2. The odour of each EO is distinctive and can be perceived by mammals and insects through different organs and with different reactions (attractiveness vs repellence). Two EOs extracted from Ecuadorian plants traditionally appreciated for their pleasant smells, namely Aloysia citrodora Palau (Verbenaceae) and Bursera graveolens (Kunth) Triana & Planch. (Burseraceae), are characterised by expert sensorial analysts and tested on C. vomitoria adults (by contact, fumigation, ingestion, and behaviourally) and eggs (by contact). The results are, as expected, dose or concentration-dependent and change according to the EO. Remarkably, A. citrodora EO is a valid insecticide by contact and repellent towards the blowfly and has a favourable olfactory profile for humans (sweet and lemony scents) that makes it a good candidate for the formulation of a repellent and toxic indoor and outdoor environmental spray.
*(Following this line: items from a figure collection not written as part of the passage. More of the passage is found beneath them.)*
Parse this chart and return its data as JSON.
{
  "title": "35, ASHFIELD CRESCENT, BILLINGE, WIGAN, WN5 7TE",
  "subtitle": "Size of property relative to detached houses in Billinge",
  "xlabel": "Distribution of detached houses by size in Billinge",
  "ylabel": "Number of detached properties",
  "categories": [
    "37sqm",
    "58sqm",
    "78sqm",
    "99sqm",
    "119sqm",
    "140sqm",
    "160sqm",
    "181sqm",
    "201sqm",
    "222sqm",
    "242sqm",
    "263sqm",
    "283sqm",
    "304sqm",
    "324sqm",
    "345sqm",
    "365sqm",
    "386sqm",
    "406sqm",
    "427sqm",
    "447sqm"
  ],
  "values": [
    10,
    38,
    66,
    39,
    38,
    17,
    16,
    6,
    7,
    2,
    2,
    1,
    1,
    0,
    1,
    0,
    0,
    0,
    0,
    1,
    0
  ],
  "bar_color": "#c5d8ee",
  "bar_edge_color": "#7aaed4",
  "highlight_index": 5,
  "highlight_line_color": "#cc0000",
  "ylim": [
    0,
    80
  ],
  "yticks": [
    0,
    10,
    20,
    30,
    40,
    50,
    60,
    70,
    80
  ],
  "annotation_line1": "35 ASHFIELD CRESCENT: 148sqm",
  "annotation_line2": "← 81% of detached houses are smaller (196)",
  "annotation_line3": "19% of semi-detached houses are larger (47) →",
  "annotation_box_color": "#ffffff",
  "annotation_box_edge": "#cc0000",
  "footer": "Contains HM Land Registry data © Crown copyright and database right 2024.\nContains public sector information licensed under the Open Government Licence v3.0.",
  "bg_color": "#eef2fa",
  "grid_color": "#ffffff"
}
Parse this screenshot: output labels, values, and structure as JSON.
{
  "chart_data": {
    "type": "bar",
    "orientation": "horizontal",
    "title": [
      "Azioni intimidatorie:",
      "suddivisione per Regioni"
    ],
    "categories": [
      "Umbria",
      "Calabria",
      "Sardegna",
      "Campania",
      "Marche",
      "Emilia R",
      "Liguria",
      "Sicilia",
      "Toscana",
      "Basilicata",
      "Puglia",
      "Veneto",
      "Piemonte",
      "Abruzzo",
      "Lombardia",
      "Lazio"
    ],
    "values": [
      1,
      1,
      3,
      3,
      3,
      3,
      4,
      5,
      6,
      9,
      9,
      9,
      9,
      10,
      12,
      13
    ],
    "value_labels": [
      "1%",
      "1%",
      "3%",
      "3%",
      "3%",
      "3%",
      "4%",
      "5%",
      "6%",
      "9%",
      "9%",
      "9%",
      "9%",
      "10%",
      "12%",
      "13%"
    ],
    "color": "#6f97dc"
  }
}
3. A promising matrix for EOs formulation is chitosan (CH), a renewable and biodegradable aminopolysaccharide chemically obtained from chitin of various origins. Two EOs extracted from aromatic plants traditionally used to season meat dishes, namely Laurus nobilis L. (Lauraceae) and Piper nigrum L. (Piperaceae), are selected among others by trained panellists and used, formulated with CH, to protect minced beef meat against the oviposition by C. vomitoria. The significant repellence exerted by the proposed treatments is associated with meat organoleptic qualities preservation and prolonged shelf-life, too (evaluation of meat colour, dehydration, and lipid peroxidation during 7 days of cold storage).
4. The hydro-distillation of flowers and stems of Lavandula × intermedia Emeric ex Loisel. (Lamiaceae) gives a minor fraction of EO and a conspicuous amount of hydrolate and spent straws. Based on the composition of the hydrolates, rich in linalool, 1,8-cineole, and camphor, known as insect repellents and germination inhibitors, we test them as repellents towards the flour beetle Tribolium confusum J. du Val (Coleoptera: Tenebrionidae) and against the germination of Raphanus sativus L. (Brassicaceae) seeds. The results show that the flowers hydrolate has both the expected effects, so it should not be considered only a mere waste of the EO extraction process but one of its main products.
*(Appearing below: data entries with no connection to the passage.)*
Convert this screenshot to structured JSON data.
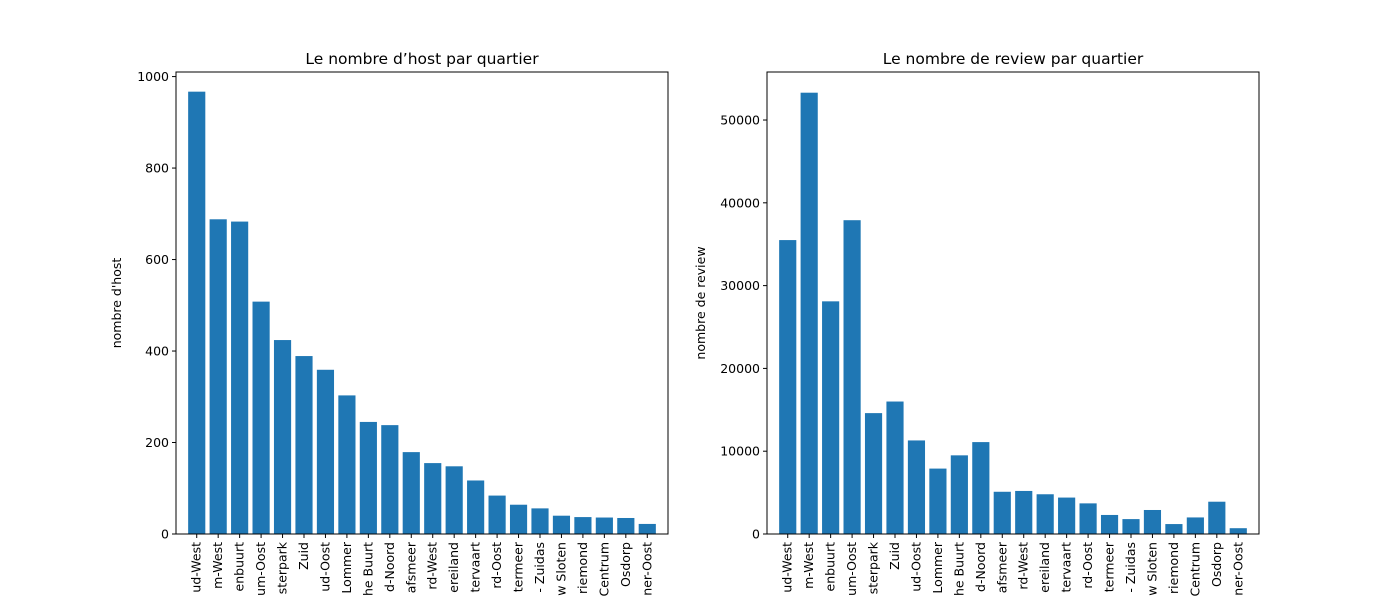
{
  "chart_data": [
    {
      "type": "bar",
      "title": "Le nombre d’host par quartier",
      "xlabel": "",
      "ylabel": "nombre d'host",
      "ylim": [
        0,
        1010
      ],
      "yticks": [
        0,
        200,
        400,
        600,
        800,
        1000
      ],
      "categories": [
        "ud-West",
        "m-West",
        "enbuurt",
        "um-Oost",
        "sterpark",
        "Zuid",
        "ud-Oost",
        "Lommer",
        "he Buurt",
        "d-Noord",
        "afsmeer",
        "rd-West",
        "ereiland",
        "tervaart",
        "rd-Oost",
        "termeer",
        "- Zuidas",
        "w Sloten",
        "riemond",
        "Centrum",
        "Osdorp",
        "ner-Oost"
      ],
      "values": [
        967,
        688,
        683,
        508,
        424,
        389,
        359,
        303,
        245,
        238,
        179,
        155,
        148,
        117,
        84,
        64,
        56,
        40,
        37,
        36,
        35,
        22
      ],
      "color": "#1f77b4",
      "grid": false
    },
    {
      "type": "bar",
      "title": "Le nombre de review par quartier",
      "xlabel": "",
      "ylabel": "nombre de review",
      "ylim": [
        0,
        55800
      ],
      "yticks": [
        0,
        10000,
        20000,
        30000,
        40000,
        50000
      ],
      "categories": [
        "ud-West",
        "m-West",
        "enbuurt",
        "um-Oost",
        "sterpark",
        "Zuid",
        "ud-Oost",
        "Lommer",
        "he Buurt",
        "d-Noord",
        "afsmeer",
        "rd-West",
        "ereiland",
        "tervaart",
        "rd-Oost",
        "termeer",
        "- Zuidas",
        "w Sloten",
        "riemond",
        "Centrum",
        "Osdorp",
        "ner-Oost"
      ],
      "values": [
        35500,
        53300,
        28100,
        37900,
        14600,
        16000,
        11300,
        7900,
        9500,
        11100,
        5100,
        5200,
        4800,
        4400,
        3700,
        2300,
        1800,
        2900,
        1200,
        2000,
        3900,
        700
      ],
      "color": "#1f77b4",
      "grid": false
    }
  ]
}
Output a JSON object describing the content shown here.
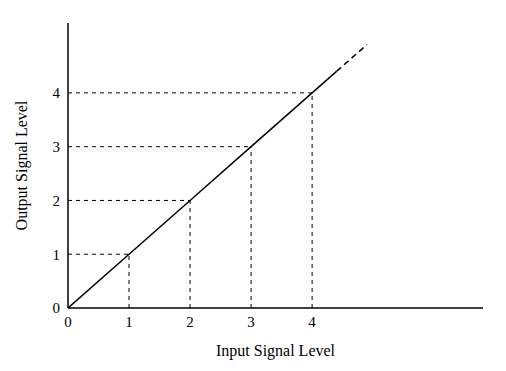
{
  "chart_data": {
    "type": "line",
    "x_label": "Input Signal Level",
    "y_label": "Output Signal Level",
    "x": [
      0,
      1,
      2,
      3,
      4,
      4.4,
      4.9
    ],
    "series": [
      {
        "values": [
          0,
          1,
          2,
          3,
          4,
          4.4,
          null
        ],
        "color": "#000000",
        "line_style": "solid"
      },
      {
        "values": [
          null,
          null,
          null,
          null,
          null,
          4.4,
          4.9
        ],
        "color": "#000000",
        "line_style": "dashed"
      }
    ],
    "xlim": [
      0,
      6.8
    ],
    "ylim": [
      0,
      5.3
    ],
    "xticks": [
      0,
      1,
      2,
      3,
      4
    ],
    "yticks": [
      0,
      1,
      2,
      3,
      4
    ],
    "grid": false
  }
}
5. Another remarkable group of botanicals is represented by vegetable oils from various seeds and fruits, like peanut Arachis hypogaea L. (Fabaceae) oil, used as sustainable protectors of stored grains. We test the toxicity of a crude peanut oil (not refined) and four rectified peanut oils (one through the chemical, traditional method and three with degumming enzymes with hydrolytic activity on fatty acids) on the maize weevil Sitophilus zeamais Motsch. (Coleoptera: Curculionidae). All the proposed peanut oils are effective, and the enzymatic degumming is a greener procedure, as it requires lower amounts of chemical solvents to work, gives an increase in oil yield, and a decrease in the weight and volume of the remaining gums (phospholipids) that are easier and cheaper to dispose of.
In conclusion, research about the application of botanicals to control harmful insects, under laboratory conditions and in the field, is still much needed even after more than 40 years from the beginning of the interest in vegetal substances as possible pesticides. To achieve the expected diffusion of botanicals are certainly needed stable formulations, standardised compositions, and the involvement of entomologists, chemists, sensorial analysts, food technologists, and many other professionals in a multidisciplinary and shared effort.